Michael Jung schrieb:
On Friday 16 December 2005 12:54, Peter Beutner wrote:
Let's just look at the problem with the memory layout. Wine relies on the possibility to load certain codes at fixed addresses as this is how it works under windows. Linux choose exact the opposite direction, i.e. try to ensure that libraries are loaded at random places in the memory. This is not a missing feature it is a complete different design decision. And I seriously doubt that the kernel/or glibc guys will import the security flaw from windows to always load code at fixed positions. So wine will have to live forever with it's custom preloader hack to emulate the windows process environment.
Well, wine is loading code at fixed positions. So we are bypassing this security mechanism, right? If I understand correctly, if the kernel/glibc guys will "fix" this, Wine will have major problems.
This means there are many people (all wine users) dependend on being able to load stuff at fixed positions. Since we are doing it anyway, and if the PE loader would be integrated with the standard ELF loader, the kernel could make an exception for PE executables. That's what I mean about the environment adapting to given usage scenarios like wine. If this is too much of a security problem for a given system, one would'nt install wine anyway.
The point is that it won't be integrated in neither kernel or glibc. At least I can't imagine that this will happen. Why should anybody integrate another binary loader/memory layout into the kernel/libc where there is already a fully working one? Just because some people don't want to spend time/money to port their code to linux?

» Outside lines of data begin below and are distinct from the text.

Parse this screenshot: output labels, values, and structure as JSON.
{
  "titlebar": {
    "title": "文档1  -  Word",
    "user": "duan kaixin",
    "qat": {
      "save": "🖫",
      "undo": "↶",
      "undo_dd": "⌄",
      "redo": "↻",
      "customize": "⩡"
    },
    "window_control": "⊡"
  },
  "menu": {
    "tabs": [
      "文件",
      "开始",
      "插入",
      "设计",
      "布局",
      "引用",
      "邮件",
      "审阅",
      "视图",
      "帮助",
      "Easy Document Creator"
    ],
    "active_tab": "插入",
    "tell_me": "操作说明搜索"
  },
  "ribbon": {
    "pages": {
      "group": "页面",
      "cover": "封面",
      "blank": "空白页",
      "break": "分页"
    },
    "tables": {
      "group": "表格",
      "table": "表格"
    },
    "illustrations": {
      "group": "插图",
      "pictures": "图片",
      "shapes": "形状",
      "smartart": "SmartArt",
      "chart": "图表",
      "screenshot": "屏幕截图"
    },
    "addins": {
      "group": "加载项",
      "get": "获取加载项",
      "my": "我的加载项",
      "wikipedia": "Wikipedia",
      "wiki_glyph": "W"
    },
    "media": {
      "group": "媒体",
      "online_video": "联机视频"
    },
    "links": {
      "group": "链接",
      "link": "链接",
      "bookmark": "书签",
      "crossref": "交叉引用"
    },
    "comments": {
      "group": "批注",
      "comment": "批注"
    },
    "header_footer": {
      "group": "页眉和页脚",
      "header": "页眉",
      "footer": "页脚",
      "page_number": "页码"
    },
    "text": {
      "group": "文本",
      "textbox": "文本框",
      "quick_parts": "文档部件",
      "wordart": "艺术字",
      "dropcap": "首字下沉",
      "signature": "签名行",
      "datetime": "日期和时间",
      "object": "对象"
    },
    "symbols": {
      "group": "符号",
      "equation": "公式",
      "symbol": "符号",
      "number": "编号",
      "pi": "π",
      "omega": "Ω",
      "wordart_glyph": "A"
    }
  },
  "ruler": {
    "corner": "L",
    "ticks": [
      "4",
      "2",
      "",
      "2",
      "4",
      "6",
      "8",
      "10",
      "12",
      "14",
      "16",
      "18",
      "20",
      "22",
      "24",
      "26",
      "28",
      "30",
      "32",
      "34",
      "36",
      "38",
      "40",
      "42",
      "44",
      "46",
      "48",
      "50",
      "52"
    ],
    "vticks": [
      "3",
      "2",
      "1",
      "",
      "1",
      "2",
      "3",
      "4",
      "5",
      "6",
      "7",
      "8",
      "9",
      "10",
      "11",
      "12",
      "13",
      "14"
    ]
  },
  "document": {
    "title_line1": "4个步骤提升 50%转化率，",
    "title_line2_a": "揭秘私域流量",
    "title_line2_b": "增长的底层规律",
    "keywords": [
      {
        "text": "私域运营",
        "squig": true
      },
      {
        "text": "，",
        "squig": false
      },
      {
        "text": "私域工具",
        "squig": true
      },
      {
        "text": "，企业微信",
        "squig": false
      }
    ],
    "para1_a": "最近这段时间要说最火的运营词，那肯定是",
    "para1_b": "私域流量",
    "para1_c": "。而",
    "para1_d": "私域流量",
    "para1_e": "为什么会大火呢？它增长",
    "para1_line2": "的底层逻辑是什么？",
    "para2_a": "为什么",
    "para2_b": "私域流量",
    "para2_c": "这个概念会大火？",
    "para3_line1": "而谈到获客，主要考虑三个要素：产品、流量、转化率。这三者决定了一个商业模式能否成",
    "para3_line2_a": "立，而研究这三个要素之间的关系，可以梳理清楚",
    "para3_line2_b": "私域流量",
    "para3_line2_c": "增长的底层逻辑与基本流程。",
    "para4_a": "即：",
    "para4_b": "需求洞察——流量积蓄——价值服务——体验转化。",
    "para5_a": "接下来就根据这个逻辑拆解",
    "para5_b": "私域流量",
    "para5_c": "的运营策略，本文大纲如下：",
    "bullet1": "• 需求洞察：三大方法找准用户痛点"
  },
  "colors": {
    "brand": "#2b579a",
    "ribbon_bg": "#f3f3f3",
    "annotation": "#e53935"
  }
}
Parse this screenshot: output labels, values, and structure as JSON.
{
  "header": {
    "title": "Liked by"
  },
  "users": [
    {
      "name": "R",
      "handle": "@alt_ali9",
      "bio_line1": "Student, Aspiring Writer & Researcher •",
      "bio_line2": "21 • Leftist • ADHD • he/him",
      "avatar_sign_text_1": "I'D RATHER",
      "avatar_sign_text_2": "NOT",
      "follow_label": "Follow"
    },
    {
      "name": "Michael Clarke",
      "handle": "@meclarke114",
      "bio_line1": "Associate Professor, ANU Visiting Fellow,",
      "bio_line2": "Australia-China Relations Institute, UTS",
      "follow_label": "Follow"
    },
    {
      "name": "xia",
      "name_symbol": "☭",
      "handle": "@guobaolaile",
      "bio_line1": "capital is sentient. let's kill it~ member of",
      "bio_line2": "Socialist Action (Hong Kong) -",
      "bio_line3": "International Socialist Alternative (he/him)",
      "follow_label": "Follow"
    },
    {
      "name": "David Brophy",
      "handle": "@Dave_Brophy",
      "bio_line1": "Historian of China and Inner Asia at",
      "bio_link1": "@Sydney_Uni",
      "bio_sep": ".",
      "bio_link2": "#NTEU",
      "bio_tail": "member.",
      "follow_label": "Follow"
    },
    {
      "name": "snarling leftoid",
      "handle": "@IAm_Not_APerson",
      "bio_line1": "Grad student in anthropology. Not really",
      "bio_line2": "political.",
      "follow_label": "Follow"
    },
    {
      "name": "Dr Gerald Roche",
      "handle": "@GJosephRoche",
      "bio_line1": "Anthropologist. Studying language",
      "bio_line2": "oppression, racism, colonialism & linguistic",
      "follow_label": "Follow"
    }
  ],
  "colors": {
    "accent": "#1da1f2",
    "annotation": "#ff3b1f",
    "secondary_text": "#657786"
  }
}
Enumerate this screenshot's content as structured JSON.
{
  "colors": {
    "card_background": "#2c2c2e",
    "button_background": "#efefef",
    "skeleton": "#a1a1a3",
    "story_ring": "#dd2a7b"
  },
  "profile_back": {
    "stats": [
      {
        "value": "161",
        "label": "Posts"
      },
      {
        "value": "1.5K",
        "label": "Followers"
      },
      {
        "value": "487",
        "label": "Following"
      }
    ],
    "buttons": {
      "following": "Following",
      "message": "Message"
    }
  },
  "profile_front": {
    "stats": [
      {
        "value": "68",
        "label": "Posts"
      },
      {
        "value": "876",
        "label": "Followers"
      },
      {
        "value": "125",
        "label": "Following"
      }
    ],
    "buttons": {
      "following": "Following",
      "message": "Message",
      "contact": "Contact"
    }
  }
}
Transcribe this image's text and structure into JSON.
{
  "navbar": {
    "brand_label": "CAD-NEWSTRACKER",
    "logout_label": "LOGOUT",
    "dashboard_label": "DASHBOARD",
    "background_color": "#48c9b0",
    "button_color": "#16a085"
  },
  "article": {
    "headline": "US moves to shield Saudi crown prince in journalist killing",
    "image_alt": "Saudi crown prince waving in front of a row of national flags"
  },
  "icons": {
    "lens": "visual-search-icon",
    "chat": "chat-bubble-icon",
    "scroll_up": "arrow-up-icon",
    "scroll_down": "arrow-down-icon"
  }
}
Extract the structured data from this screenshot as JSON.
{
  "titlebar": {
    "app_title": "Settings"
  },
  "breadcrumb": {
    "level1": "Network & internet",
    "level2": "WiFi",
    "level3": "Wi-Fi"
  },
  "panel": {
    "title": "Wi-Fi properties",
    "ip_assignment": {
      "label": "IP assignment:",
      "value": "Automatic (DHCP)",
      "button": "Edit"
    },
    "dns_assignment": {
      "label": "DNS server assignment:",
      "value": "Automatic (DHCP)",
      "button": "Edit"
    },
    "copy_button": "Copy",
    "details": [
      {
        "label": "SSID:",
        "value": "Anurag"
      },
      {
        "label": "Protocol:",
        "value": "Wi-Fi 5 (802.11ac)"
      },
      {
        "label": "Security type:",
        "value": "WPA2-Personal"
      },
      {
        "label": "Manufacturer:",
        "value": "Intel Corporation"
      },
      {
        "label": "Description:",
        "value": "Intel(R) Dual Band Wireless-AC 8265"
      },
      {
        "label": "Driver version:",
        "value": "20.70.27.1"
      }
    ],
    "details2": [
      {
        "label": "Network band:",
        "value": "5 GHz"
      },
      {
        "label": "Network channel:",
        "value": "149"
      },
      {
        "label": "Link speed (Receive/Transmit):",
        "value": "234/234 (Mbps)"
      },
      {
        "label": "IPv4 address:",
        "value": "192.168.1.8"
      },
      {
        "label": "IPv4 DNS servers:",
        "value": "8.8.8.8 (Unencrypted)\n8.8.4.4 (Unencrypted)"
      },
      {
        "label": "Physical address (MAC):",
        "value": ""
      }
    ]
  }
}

I don't think with an argument like that you get this stuff included somewhere :/ (not even mentioning the flaws in the "windows mechanism").
So no, I don't believe that the environment(e.g. kernel/libc) will be adapting to wine in this aspect.
Don't get me wrong I still think it is perfectly valid that wine is doing that sort of hack to get existing windows applications working but you really shouldn't advertise it as a solution to platform independence and encourage developers to go this way.